Hackers once earned bounties through technical skill—now they’re gaming the system with AI volume.
The Financial Times, citing Ars Technica, reported an “internal crisis” within the cybersecurity community: corporate Bug Bounty programs are being overwhelmed by AI-generated junk reports.
What’s Happening?
Bug Bounty is a common mechanism in the cybersecurity industry: companies publicly offer rewards to encourage external security researchers to discover and report vulnerabilities in their products. Depending on severity, a discovered vulnerability can earn a researcher anywhere from hundreds to hundreds of thousands of dollars.
It’s a win-win model—companies uncover security issues at lower cost, and researchers earn money through technical expertise.
Now, however, this model is being undermined by AI.
Some actors are using AI tools to mass-generate vulnerability reports and submit them at scale. These reports share several telltale traits:
- Massive volume: A single person can submit dozens—or even over a hundred—reports per day
- Extremely low quality: Most describe known, trivial, or entirely non-existent issues
- Deceptively professional appearance: AI-generated text is well-formatted and uses correct terminology—making it superficially convincing
The FT report dubs this phenomenon “never-ending.” Security teams must now spend enormous time sifting through these AI-generated submissions, trying to extract truly valuable findings from an ocean of noise.
Companies Are Pulling Back
The report notes that some enterprises have already begun reassessing—or even scaling back—their Bug Bounty programs. The reason is straightforward: when AI reduces the barrier to submission to nearly zero, the ROI (return on investment) of bounty programs becomes severely degraded.
Imagine a security team receiving 100 reports per day—95 of which are AI-generated junk, 3 are duplicates of known issues, and only 2 represent genuinely novel, high-priority findings. That means 95% of the team’s time is spent processing garbage.
For many companies, the math simply doesn’t add up.
A Deeper Problem
This mirrors the AI slop crisis facing arXiv—a broader systemic issue: when AI drives the cost of producing content near zero, the cost of verifying content becomes the new bottleneck.
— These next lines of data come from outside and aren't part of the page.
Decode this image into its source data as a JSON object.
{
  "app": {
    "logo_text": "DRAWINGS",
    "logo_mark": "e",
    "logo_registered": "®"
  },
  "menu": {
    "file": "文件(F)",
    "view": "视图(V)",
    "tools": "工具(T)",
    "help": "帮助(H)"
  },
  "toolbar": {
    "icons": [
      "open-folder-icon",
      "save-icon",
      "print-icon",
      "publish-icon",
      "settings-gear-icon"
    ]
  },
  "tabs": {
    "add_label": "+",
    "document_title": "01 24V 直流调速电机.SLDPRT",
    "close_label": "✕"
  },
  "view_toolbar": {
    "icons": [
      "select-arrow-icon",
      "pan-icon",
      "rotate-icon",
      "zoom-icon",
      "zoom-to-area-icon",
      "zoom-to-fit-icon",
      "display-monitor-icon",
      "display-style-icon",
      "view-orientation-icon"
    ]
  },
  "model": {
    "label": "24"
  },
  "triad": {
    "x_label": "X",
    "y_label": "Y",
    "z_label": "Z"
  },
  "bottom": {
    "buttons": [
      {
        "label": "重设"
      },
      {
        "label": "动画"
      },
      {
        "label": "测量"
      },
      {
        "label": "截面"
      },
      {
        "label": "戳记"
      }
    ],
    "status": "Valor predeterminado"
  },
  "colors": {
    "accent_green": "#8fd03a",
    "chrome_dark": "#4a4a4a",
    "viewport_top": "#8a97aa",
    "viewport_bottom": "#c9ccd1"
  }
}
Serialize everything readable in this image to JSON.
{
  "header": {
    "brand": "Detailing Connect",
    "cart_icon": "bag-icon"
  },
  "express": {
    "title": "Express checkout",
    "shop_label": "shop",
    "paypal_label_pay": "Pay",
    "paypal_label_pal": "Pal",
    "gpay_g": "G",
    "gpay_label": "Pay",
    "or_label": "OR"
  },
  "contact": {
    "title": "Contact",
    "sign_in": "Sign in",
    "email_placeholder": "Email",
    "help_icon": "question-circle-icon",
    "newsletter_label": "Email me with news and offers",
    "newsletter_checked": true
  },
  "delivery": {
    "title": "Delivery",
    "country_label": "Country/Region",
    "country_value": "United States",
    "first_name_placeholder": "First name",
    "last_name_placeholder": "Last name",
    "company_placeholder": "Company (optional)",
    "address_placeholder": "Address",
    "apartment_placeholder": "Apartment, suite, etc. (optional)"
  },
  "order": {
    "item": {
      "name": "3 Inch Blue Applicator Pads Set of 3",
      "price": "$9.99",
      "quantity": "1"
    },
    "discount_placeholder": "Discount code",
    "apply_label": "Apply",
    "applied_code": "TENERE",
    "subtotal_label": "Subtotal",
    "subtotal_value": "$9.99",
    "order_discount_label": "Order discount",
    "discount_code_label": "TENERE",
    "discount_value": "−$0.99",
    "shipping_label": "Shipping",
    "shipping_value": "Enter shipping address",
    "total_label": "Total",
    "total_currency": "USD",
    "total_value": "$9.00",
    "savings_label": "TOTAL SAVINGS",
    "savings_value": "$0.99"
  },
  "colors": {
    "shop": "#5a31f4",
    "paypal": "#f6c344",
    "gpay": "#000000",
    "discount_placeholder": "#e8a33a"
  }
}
In academia, verifying a paper requires peer review; in security, verifying a vulnerability demands hands-on reproduction and validation by skilled engineers. Across domains, AI asymmetrically disrupts this chain—it makes production trivial, but verification still demands human effort.
What Can Be Done?
The industry is exploring several mitigation strategies:
- Raising submission thresholds: Requiring reports to include executable proof-of-concept (PoC) code—not just textual descriptions
- AI vs. AI filtering: Using AI tools to pre-screen and flag likely AI-generated reports
- Reputation-based scoring: Building credibility profiles for researchers, prioritizing reviews for high-trust submitters
- Submission fees: Charging a small fee per report to raise the cost of bulk spamming
Yet each approach has drawbacks. Raising thresholds may inadvertently exclude legitimate novice researchers; AI-vs.-AI filtering risks devolving into a cat-and-mouse arms race; reputation systems disadvantage newcomers; and submission fees contradict the open, inclusive ethos of Bug Bounty.
This Isn’t Unique to Bug Bounty
The struggles of the Bug Bounty industry are merely one slice of a much larger trend. From arXiv to content platforms to customer support systems—any model built on “human-submitted content + human-reviewed verification” is now under pressure from AI-generated content.
When AI makes “talking nonsense” effectively free, the price of “listening for truth” becomes prohibitively expensive.